10 — La puissance des actions « sous le seuil » et la nouvelle vulnérabilité européenne
Mais cette vulnérabilité est aussi militaire tant il est vrai que l’affrontement actuel met en lumière notre impréparation face aux modes d’action qu’Israël met en œuvre contre l’Iran ou que l’Ukraine met en œuvre contre la Russie.
Non pas que l’Iran risque de nous attaquer — il n’aurait pas grand-chose à y gagner — mais parce qu’en démontrant la pertinence de certains modes d’action face à des pays insuffisamment défendus, on expose, dans un cas comme dans l’autre, à la fois 1°) la facilité qu’il y a à paralyser un grand pays et 2°) l’insuffisance de la seule dissuasion nucléaire pour neutraliser de tels modes d’action.
Longtemps, les actions « sous le seuil » ont ainsi semblé incapables d’infliger des dommages sérieux.
Ce n’est plus le cas.
En combinant attaques sur les nœuds cruciaux des réseaux, frappes par drones sur les bases critiques et élimination ciblée des dirigeants, il serait possible de paralyser un pays comme la France.
Si dans les années à venir un conflit survenait aux frontières orientales de l’Europe ou autour de Taïwan, la Russie ou la Chine, cherchant une forme de « fait accompli », pourrait espérer neutraliser la capacité de réaction des deux puissances nucléaires européennes le temps qu’elle sanctuarise son agression, rendant par la suite la réplique bien plus lente, coûteuse, difficile à assumer politiquement et donc aléatoire.
Ce mode d’action est aussi à la portée d’autres compétiteurs qui pourraient vouloir nous paralyser, pour attaquer nos alliés ou nos outremers.
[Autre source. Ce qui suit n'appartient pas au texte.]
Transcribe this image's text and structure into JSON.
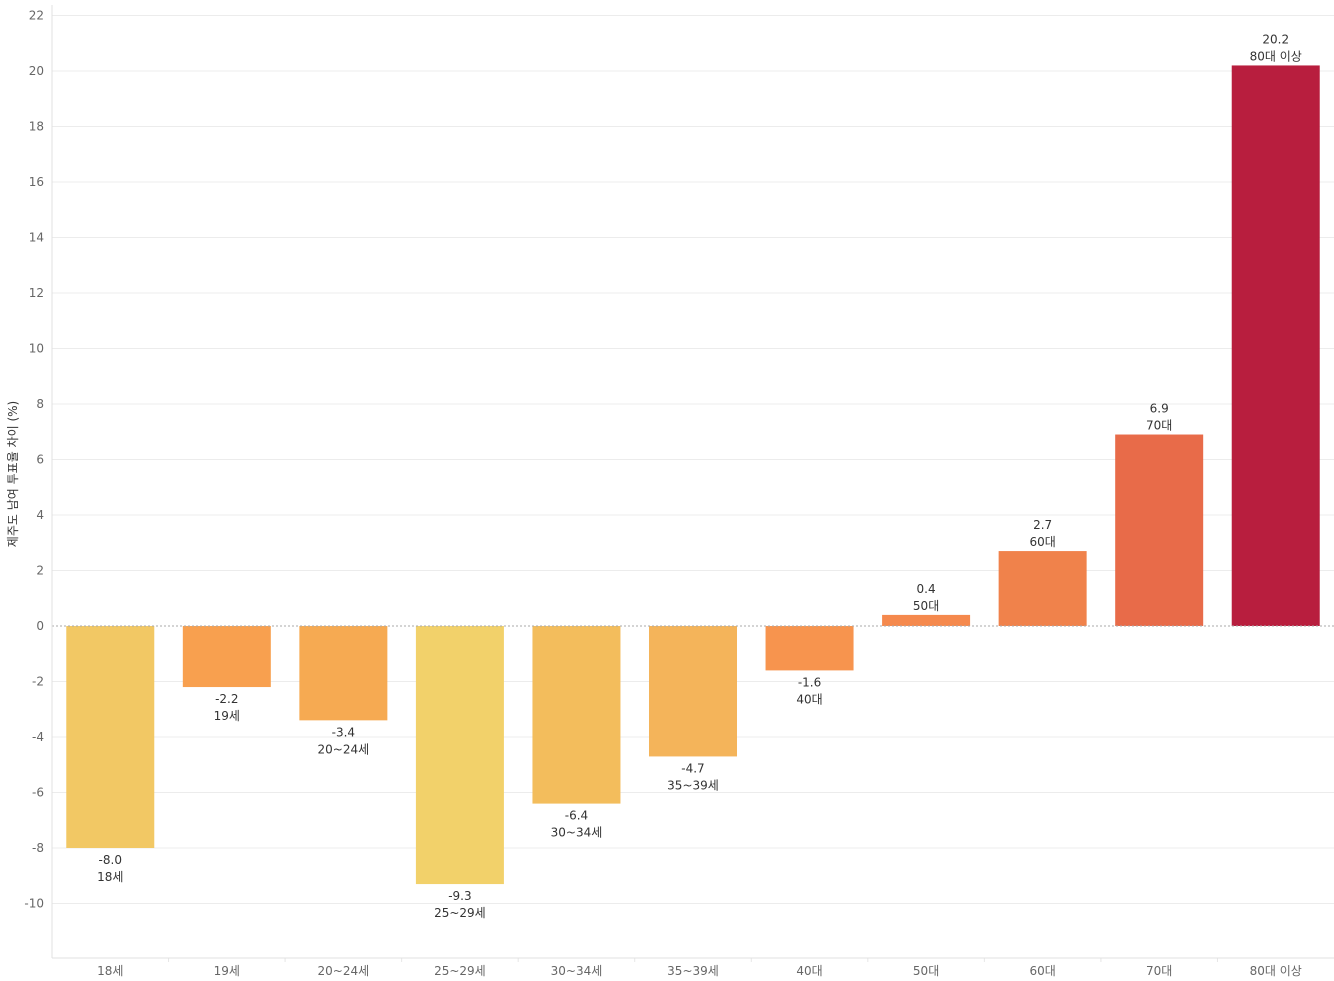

Le nombre de candidats ne manque hélas pas. Le renforcement de nos propres capacités de déni d’accès et un changement de mentalité sur la perception des menaces sur nos territoires est donc, dans tout l’espace européen, particulièrement urgent.
Sources
- Il n’est jamais inutile de rappeler que la bande de Gaza n’est pas une « enclave » qui serait complètement entourée par Israël, mais bien une « exclave », comme l’oblast de Kaliningrad c’est-à-dire un territoire séparé des autres territoires auquel il est politiquement rattaché (la Cisjordanie) par plusieurs pays — en l’occurrence Israël et l’Égypte.